= Dave Cavanaugh =

American composer (1919–1981)

David Cavanaugh, also known as Dave Cavanaugh or occasionally Big Dave Cavanaugh, (March 13, 1919 – December 31, 1981) was an American composer, arranger, musician and producer.

==Early career==
Born in Saint Paul, Minnesota, Cavanaugh became a session tenor saxophone player in California in his mid-twenties, working with numerous bands, including those of Eddie Miller, Bobby Sherwood, Benny Carter and Woody Herman.

Amongst the singers whose work he backed in the late 1940s were Sammy Davis Jr., Ella Mae Morse and, as part of a group called Ten Cats & A Mouse, Peggy Lee.

As "Big Dave" Cavanaugh, he also released singles such as "Big Dave's Special" / "One Stop" and "The Cat from Coos Bay" / "Loosely with Feeling".

==Capitol==
In the early 1950s, Cavanaugh became a Director of A & R (Artists and Repertoire) for Capitol Records, where, during a stint that would endure to the end of his career, he signed artists such as Dakota Staton, Donna Hightower, Nancy Wilson, Plas Johnson and Sandler & Young.

He became one of the label's main producers, becoming responsible for the output of top artists such as Nat "King" Cole, Stan Kenton, Peggy Lee, Kay Starr, Billy May, Sandler and Young and Frank Sinatra and winning a Grammy in 1959 for producing Sinatra's album Come Dance with Me!. Other Capitol artists for whom he was arranger or producer included Helen Forrest and George Shearing.

===As arranger===
Cavanaugh worked as arranger on several sessions, most notably on Nat "King" Cole's 1958 album Welcome to the Club, on which Cole was backed by the Count Basie Orchestra, though not, for contractual reasons, by Basie himself.

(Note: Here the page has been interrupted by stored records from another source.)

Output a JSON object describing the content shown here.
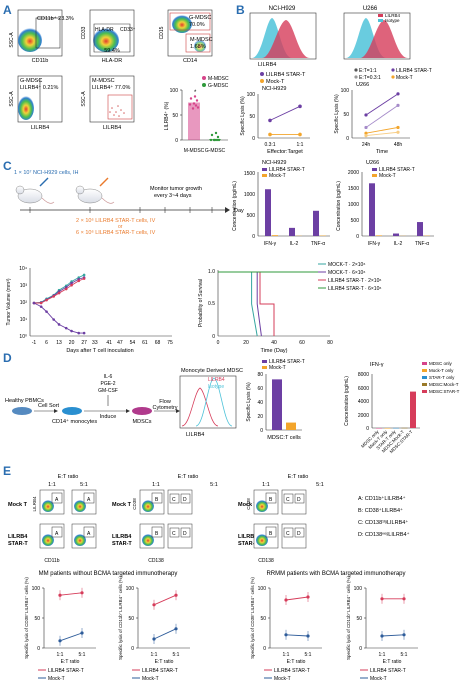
{
  "colors": {
    "lilrb4": "#d63c5a",
    "mock": "#f3a52b",
    "isotype": "#4fc3d9",
    "purple": "#6c3fa3",
    "blue": "#2e5c9a",
    "green": "#2f9a3b",
    "mdsc_pink": "#d6448a",
    "orange": "#ea7a2c",
    "teal": "#35a6a0"
  },
  "panels": {
    "A": "A",
    "B": "B",
    "C": "C",
    "D": "D",
    "E": "E"
  },
  "panelA": {
    "p1": {
      "gate": "CD11b⁺ 23.3%",
      "y": "SSC-A",
      "x": "CD11b"
    },
    "p2": {
      "gate1": "HLA-DR",
      "gate2": "CD33⁺",
      "pct": "59.4%",
      "y": "CD33",
      "x": "HLA-DR"
    },
    "p3": {
      "g1": "G-MDSC",
      "g1pct": "70.0%",
      "g2": "M-MDSC",
      "g2pct": "1.68%",
      "y": "CD15",
      "x": "CD14"
    },
    "p4": {
      "g": "G-MDSC",
      "pct": "LILRB4⁺ 0.21%",
      "y": "SSC-A",
      "x": "LILRB4"
    },
    "p5": {
      "g": "M-MDSC",
      "pct": "LILRB4⁺ 77.0%",
      "y": "SSC-A",
      "x": "LILRB4"
    },
    "bar": {
      "ylabel": "LILRB4⁺ (%)",
      "ticks": [
        "0",
        "50",
        "100"
      ],
      "cats": [
        "M-MDSC",
        "G-MDSC"
      ],
      "legend": [
        "M-MDSC",
        "G-MDSC"
      ],
      "star": "*"
    }
  },
  "panelB": {
    "h1": {
      "title": "NCI-H929",
      "x": "LILRB4"
    },
    "h2": {
      "title": "U266",
      "legend": [
        "LILRB4",
        "Isotype"
      ]
    },
    "l1": {
      "legend": [
        "LILRB4 STAR-T",
        "Mock-T"
      ],
      "sub": "NCI-H929",
      "ylabel": "Specific Lysis (%)",
      "xlabel": "Effector:Target",
      "xticks": [
        "0.3:1",
        "1:1"
      ],
      "yticks": [
        "0",
        "50",
        "100"
      ]
    },
    "l2": {
      "legend1": [
        "E:T=1:1",
        "E:T=0.3:1"
      ],
      "legend2": [
        "LILRB4 STAR-T",
        "Mock-T"
      ],
      "sub": "U266",
      "ylabel": "Specific Lysis (%)",
      "xlabel": "Time",
      "xticks": [
        "24h",
        "48h"
      ],
      "yticks": [
        "0",
        "50",
        "100"
      ]
    }
  },
  "panelC": {
    "schema": {
      "cells": "1 × 10⁷ NCI-H929 cells, IH",
      "monitor": "Monitor tumor growth",
      "every": "every 3~4 days",
      "day": "Day",
      "treat1": "2 × 10⁶ LILRB4 STAR-T cells, IV",
      "or": "or",
      "treat2": "6 × 10⁶ LILRB4 STAR-T cells, IV"
    },
    "cyto1": {
      "title": "NCI-H929",
      "legend": [
        "LILRB4 STAR-T",
        "Mock-T"
      ],
      "ylabel": "Concentration (pg/mL)",
      "yticks": [
        "0",
        "500",
        "1000",
        "1500"
      ],
      "cats": [
        "IFN-γ",
        "IL-2",
        "TNF-α"
      ]
    },
    "cyto2": {
      "title": "U266",
      "legend": [
        "LILRB4 STAR-T",
        "Mock-T"
      ],
      "ylabel": "Concentration (pg/mL)",
      "yticks": [
        "0",
        "500",
        "1000",
        "1500",
        "2000"
      ],
      "cats": [
        "IFN-γ",
        "IL-2",
        "TNF-α"
      ]
    },
    "tumor": {
      "ylabel": "Tumor Volume (mm³)",
      "xlabel": "Days after T cell inoculation",
      "yticks": [
        "10⁰",
        "10¹",
        "10²",
        "10³",
        "10⁴"
      ],
      "xticks": [
        "-1",
        "6",
        "13",
        "20",
        "27",
        "33",
        "41",
        "47",
        "54",
        "61",
        "68",
        "75"
      ]
    },
    "surv": {
      "ylabel": "Probability of Survival",
      "xlabel": "Time (Day)",
      "yticks": [
        "0",
        "0.5",
        "1.0"
      ],
      "xticks": [
        "0",
        "20",
        "40",
        "60",
        "80"
      ],
      "legend": [
        "MOCK-T · 2×10⁶",
        "MOCK-T · 6×10⁶",
        "LILRB4 STAR-T · 2×10⁶",
        "LILRB4 STAR-T · 6×10⁶"
      ]
    }
  },
  "panelD": {
    "pbmc": "Healthy PBMCs",
    "sort": "Cell Sort",
    "cd14": "CD14⁺ monocytes",
    "cytokines": [
      "IL-6",
      "PGE-2",
      "GM-CSF"
    ],
    "induce": "Induce",
    "mdscs": "MDSCs",
    "flow1": "Flow",
    "flow2": "Cytometry",
    "histo": {
      "title": "Monocyte Derived MDSC",
      "legend": [
        "LILRB4",
        "Isotype"
      ],
      "x": "LILRB4"
    },
    "lysis": {
      "legend": [
        "LILRB4 STAR-T",
        "Mock-T"
      ],
      "ylabel": "Specific Lysis (%)",
      "yticks": [
        "0",
        "20",
        "40",
        "60",
        "80"
      ],
      "xlabel": "MDSC:T cells"
    },
    "ifng": {
      "title": "IFN-γ",
      "ylabel": "Concentration (pg/mL)",
      "yticks": [
        "0",
        "2000",
        "4000",
        "6000",
        "8000"
      ],
      "cats": [
        "MDSC only",
        "Mock-T only",
        "STAR-T only",
        "MDSC:Mock-T",
        "MDSC:STAR-T"
      ],
      "legend": [
        "MDSC only",
        "Mock-T only",
        "STAR-T only",
        "MDSC:Mock-T",
        "MDSC:STAR-T"
      ]
    }
  },
  "panelE": {
    "et": "E:T ratio",
    "r11": "1:1",
    "r51": "5:1",
    "mock": "Mock T",
    "star1": "LILRB4",
    "star2": "STAR-T",
    "x_cd11b": "CD11b",
    "y_lilrb4": "LILRB4",
    "x_cd138": "CD138",
    "y_cd38": "CD38",
    "gates": [
      "A",
      "B",
      "C",
      "D"
    ],
    "key": [
      "A:  CD11b⁺LILRB4⁺",
      "B:  CD38⁺LILRB4⁺",
      "C:  CD138¹ᴵᵍLILRB4⁺",
      "D:  CD138ⁿᵉᵍLILRB4⁺"
    ],
    "mm_title": "MM  patients without BCMA  targeted immunotherapy",
    "rr_title": "RRMM  patients with BCMA targeted immunotherapy",
    "ylab1": "Specific lysis of CD38⁺LILRB4⁺ cells (%)",
    "ylab2": "Specific lysis of CD11b⁺LILRB4⁺ cells (%)",
    "yticks": [
      "0",
      "50",
      "100"
    ],
    "xticks": [
      "1:1",
      "5:1"
    ],
    "xlabel": "E:T ratio",
    "legend": [
      "LILRB4 STAR-T",
      "Mock-T"
    ]
  },
  "chart_data": [
    {
      "type": "scatter",
      "panel": "A",
      "title": "",
      "ylabel": "LILRB4⁺ (%)",
      "ylim": [
        0,
        100
      ],
      "categories": [
        "M-MDSC",
        "G-MDSC"
      ],
      "series": [
        {
          "name": "M-MDSC",
          "values": [
            75
          ]
        },
        {
          "name": "G-MDSC",
          "values": [
            2
          ]
        }
      ]
    },
    {
      "type": "line",
      "panel": "B-NCI-H929",
      "xlabel": "Effector:Target",
      "ylabel": "Specific Lysis (%)",
      "ylim": [
        0,
        100
      ],
      "x": [
        "0.3:1",
        "1:1"
      ],
      "series": [
        {
          "name": "LILRB4 STAR-T",
          "values": [
            40,
            72
          ]
        },
        {
          "name": "Mock-T",
          "values": [
            8,
            8
          ]
        }
      ]
    },
    {
      "type": "line",
      "panel": "B-U266",
      "xlabel": "Time",
      "ylabel": "Specific Lysis (%)",
      "ylim": [
        0,
        100
      ],
      "x": [
        "24h",
        "48h"
      ],
      "series": [
        {
          "name": "LILRB4 STAR-T E:T=1:1",
          "values": [
            48,
            92
          ]
        },
        {
          "name": "LILRB4 STAR-T E:T=0.3:1",
          "values": [
            22,
            68
          ]
        },
        {
          "name": "Mock-T E:T=1:1",
          "values": [
            10,
            22
          ]
        },
        {
          "name": "Mock-T E:T=0.3:1",
          "values": [
            5,
            12
          ]
        }
      ]
    },
    {
      "type": "bar",
      "panel": "C-NCI-H929",
      "title": "NCI-H929",
      "ylabel": "Concentration (pg/mL)",
      "ylim": [
        0,
        1500
      ],
      "categories": [
        "IFN-γ",
        "IL-2",
        "TNF-α"
      ],
      "series": [
        {
          "name": "LILRB4 STAR-T",
          "values": [
            1150,
            200,
            620
          ]
        },
        {
          "name": "Mock-T",
          "values": [
            20,
            5,
            10
          ]
        }
      ]
    },
    {
      "type": "bar",
      "panel": "C-U266",
      "title": "U266",
      "ylabel": "Concentration (pg/mL)",
      "ylim": [
        0,
        2000
      ],
      "categories": [
        "IFN-γ",
        "IL-2",
        "TNF-α"
      ],
      "series": [
        {
          "name": "LILRB4 STAR-T",
          "values": [
            1700,
            80,
            450
          ]
        },
        {
          "name": "Mock-T",
          "values": [
            20,
            5,
            10
          ]
        }
      ]
    },
    {
      "type": "line",
      "panel": "C-tumor",
      "ylabel": "Tumor Volume (mm³)",
      "xlabel": "Days after T cell inoculation",
      "yscale": "log",
      "x": [
        -1,
        3,
        6,
        10,
        13,
        17,
        20,
        24,
        27
      ],
      "series": [
        {
          "name": "MOCK-T 2×10⁶",
          "values": [
            100,
            110,
            180,
            300,
            600,
            1100,
            2000,
            3500,
            5000
          ]
        },
        {
          "name": "MOCK-T 6×10⁶",
          "values": [
            100,
            105,
            160,
            280,
            500,
            900,
            1600,
            2800,
            3500
          ]
        },
        {
          "name": "LILRB4 STAR-T 2×10⁶",
          "values": [
            100,
            100,
            150,
            250,
            400,
            700,
            1200,
            2200,
            3000
          ]
        },
        {
          "name": "LILRB4 STAR-T 6×10⁶",
          "values": [
            100,
            60,
            30,
            10,
            5,
            3,
            2,
            1.5,
            1.5
          ]
        }
      ]
    },
    {
      "type": "line",
      "panel": "C-survival",
      "ylabel": "Probability of Survival",
      "xlabel": "Time (Day)",
      "xlim": [
        0,
        80
      ],
      "ylim": [
        0,
        1
      ],
      "series": [
        {
          "name": "MOCK-T 2×10⁶",
          "x": [
            0,
            24,
            24,
            28
          ],
          "values": [
            1,
            1,
            0.5,
            0
          ]
        },
        {
          "name": "MOCK-T 6×10⁶",
          "x": [
            0,
            28,
            28,
            31
          ],
          "values": [
            1,
            1,
            0.5,
            0
          ]
        },
        {
          "name": "LILRB4 STAR-T 2×10⁶",
          "x": [
            0,
            30,
            30,
            40,
            40
          ],
          "values": [
            1,
            1,
            0.5,
            0.5,
            0
          ]
        },
        {
          "name": "LILRB4 STAR-T 6×10⁶",
          "x": [
            0,
            76
          ],
          "values": [
            1,
            1
          ]
        }
      ]
    },
    {
      "type": "bar",
      "panel": "D-lysis",
      "ylabel": "Specific Lysis (%)",
      "ylim": [
        0,
        80
      ],
      "categories": [
        "MDSC:T cells"
      ],
      "series": [
        {
          "name": "LILRB4 STAR-T",
          "values": [
            75
          ]
        },
        {
          "name": "Mock-T",
          "values": [
            11
          ]
        }
      ]
    },
    {
      "type": "bar",
      "panel": "D-IFNg",
      "title": "IFN-γ",
      "ylabel": "Concentration (pg/mL)",
      "ylim": [
        0,
        8000
      ],
      "categories": [
        "MDSC only",
        "Mock-T only",
        "STAR-T only",
        "MDSC:Mock-T",
        "MDSC:STAR-T"
      ],
      "values": [
        0,
        0,
        20,
        30,
        5600
      ]
    },
    {
      "type": "line",
      "panel": "E-MM-CD38",
      "ylabel": "Specific lysis of CD38⁺LILRB4⁺ cells (%)",
      "xlabel": "E:T ratio",
      "ylim": [
        0,
        100
      ],
      "x": [
        "1:1",
        "5:1"
      ],
      "series": [
        {
          "name": "LILRB4 STAR-T",
          "values": [
            88,
            92
          ]
        },
        {
          "name": "Mock-T",
          "values": [
            12,
            25
          ]
        }
      ]
    },
    {
      "type": "line",
      "panel": "E-MM-CD11b",
      "ylabel": "Specific lysis of CD11b⁺LILRB4⁺ cells (%)",
      "xlabel": "E:T ratio",
      "ylim": [
        0,
        100
      ],
      "x": [
        "1:1",
        "5:1"
      ],
      "series": [
        {
          "name": "LILRB4 STAR-T",
          "values": [
            72,
            88
          ]
        },
        {
          "name": "Mock-T",
          "values": [
            15,
            32
          ]
        }
      ]
    },
    {
      "type": "line",
      "panel": "E-RRMM-CD38",
      "ylabel": "Specific lysis of CD38⁺LILRB4⁺ cells (%)",
      "xlabel": "E:T ratio",
      "ylim": [
        0,
        100
      ],
      "x": [
        "1:1",
        "5:1"
      ],
      "series": [
        {
          "name": "LILRB4 STAR-T",
          "values": [
            80,
            85
          ]
        },
        {
          "name": "Mock-T",
          "values": [
            22,
            20
          ]
        }
      ]
    },
    {
      "type": "line",
      "panel": "E-RRMM-CD11b",
      "ylabel": "Specific lysis of CD11b⁺LILRB4⁺ cells (%)",
      "xlabel": "E:T ratio",
      "ylim": [
        0,
        100
      ],
      "x": [
        "1:1",
        "5:1"
      ],
      "series": [
        {
          "name": "LILRB4 STAR-T",
          "values": [
            82,
            82
          ]
        },
        {
          "name": "Mock-T",
          "values": [
            20,
            22
          ]
        }
      ]
    }
  ]
}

In a less serious vein, Cavanaugh also arranged Sinatra's spoof doo-wop single, "Two Hearts, Two Kisses (Make One Love)", with a Capitol session group called the Nuggets.

==The Top of the Tower==
In the 1970s, Cavanaugh became President of Capitol Records, with whom he remained associated until his death on New Year's Eve 1981 at Tarzana Hospital of heart complications following surgery in Tarzana, Los Angeles, California.

==Other work==
Cavanaugh also worked with Warner Brothers Animation on the cartoons Happy Hippety Hopper and Snowbound Tweety as both producer and composer. Wild West Henry Haw, Bugs Bunny & The Pirate and Tweety's Good Deed also used Cavanaugh's music.